Penalties for violating the HIPAA Privacy Rule, HIPAA Security Rule, and HIPAA Breach Notification Rule can include civil monetary penalties assessed by the HHS Office for Civil Rights under a four tier structure based on culpability, criminal prosecution by the U.S. Department of Justice for certain wrongful uses and disclosures of protected health information, and required corrective action measures such as compliance monitoring and policy, process, and technical remediation.
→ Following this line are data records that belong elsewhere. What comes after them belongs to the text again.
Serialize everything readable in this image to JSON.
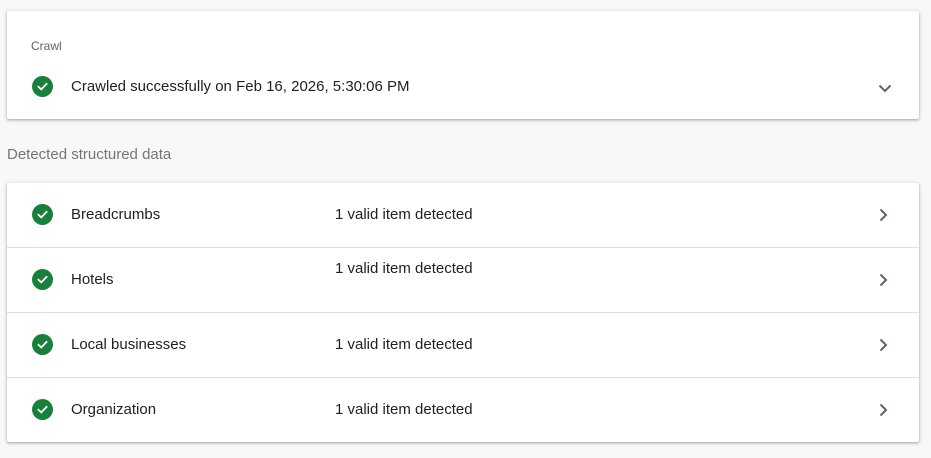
{
  "crawl": {
    "label": "Crawl",
    "status_text": "Crawled successfully on Feb 16, 2026, 5:30:06 PM",
    "icon": "check-circle-icon",
    "expand_icon": "chevron-down-icon"
  },
  "structured_data": {
    "heading": "Detected structured data",
    "rows": [
      {
        "name": "Breadcrumbs",
        "status": "1 valid item detected"
      },
      {
        "name": "Hotels",
        "status": "1 valid item detected"
      },
      {
        "name": "Local businesses",
        "status": "1 valid item detected"
      },
      {
        "name": "Organization",
        "status": "1 valid item detected"
      }
    ],
    "row_icon": "check-circle-icon",
    "row_action_icon": "chevron-right-icon"
  },
  "colors": {
    "success_green": "#188038",
    "background": "#f8f8f8",
    "card": "#ffffff",
    "muted_text": "#757575"
  }
}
Civil monetary penalties are assessed per violation and are subject to inflation adjustments published by the Department of Health and Human Services. For violations occurring on or after February 18, 2009, the four tiers are based on whether the covered entity or business associate did not know and would not have known with reasonable diligence, had reasonable cause, engaged in willful neglect that was corrected within the required period, or engaged in willful neglect that was not corrected within the required period. For the current inflation adjusted amounts effective for assessments following the most recent Department of Health and Human Services adjustment, the minimum per violation amounts range from $145 in the lowest tier to $73,011 in the highest tier, with maximum per violation amounts ranging from $73,011 to $2,190,294 depending on the tier, and calendar year caps for violations of an identical requirement can reach $2,190,294.
The HHS Office for Civil Rights evaluates facts such as the nature and extent of the violation, the nature and extent of the harm, the organization’s compliance history, the organization’s financial condition, and the extent of cooperation and timely corrective action when determining whether to resolve a matter through technical assistance, a corrective action plan, a resolution agreement with a monetary settlement, or a civil monetary penalty. The HHS Office for Civil Rights has also issued enforcement discretion statements addressing how annual caps are applied in certain tier categories, which can affect the maximum total amount assessed in a calendar year for repeated violations of the same requirement.
Criminal penalties apply when a person knowingly obtains or discloses individually identifiable health information in violation of HIPAA. Federal criminal penalties can include a fine of up to $50,000 and imprisonment of up to one year, a fine of up to $100,000 and imprisonment of up to five years when the offense is committed under false pretenses, and a fine of up to $250,000 and imprisonment of up to ten years when the offense involves intent to sell, transfer, or use the information for commercial advantage, personal gain, or malicious harm.
HIPAA does not create a private right of action for individuals to sue for damages based solely on a HIPAA violation, but investigations and enforcement outcomes can still create significant operational consequences through mandated remediation, reporting obligations, and contractual or regulatory actions that follow documented noncompliance.
How Regulations Address HIPAA Rules Violation Penalties
45 CFR 160.402(a) and 45 CFR 160.404(b) are directly relevant because they establish when a civil money penalty applies and set the tiered limits that define the penalty range for HIPAA Privacy Rule, HIPAA Security Rule, and HIPAA Breach Notification Rule violations. The regulation states that “the Secretary will impose a civil money penalty upon a covered entity or business associate if the Secretary determines that the covered entity or business associate has violated an administrative simplification provision” and it further limits the amounts by tier, including “in the amount of less than $50,000 for each violation” and “in excess of $1,500,000 for identical violations during a calendar year.” This text is relevant because it is the operative regulatory authority for civil monetary penalties and the tier framework used in HIPAA enforcement.
45 CFR 160.408 is directly relevant because it specifies the factors used to set the penalty amount within the applicable tier range. The regulation states that “in determining the amount of any civil money penalty, the Secretary will consider the following factors” and includes factors such as “the nature and extent of the violation” and “the history of prior compliance with the administrative simplification provisions.” This text is relevant because penalty exposure is not determined by tier limits alone, and the listed factors govern how an enforcement action is calibrated based on scope, harm, compliance history, and financial condition.
42 USC 1320d-6 is directly relevant because it establishes criminal penalties for certain knowing, wrongful uses and disclosures of individually identifiable health information. The statute provides that a person who commits the offense “shall be punished as provided in subsection (b)” and states that the person shall “be fined not more than $50,000, imprisoned not more than 1 year, or both” with higher maxima when committed “under false pretenses” or “with intent to sell, transfer, or use” the information for specified purposes. This text is relevant because it is the statutory basis for criminal enforcement exposure that can apply in addition to, or separate from, civil HIPAA enforcement.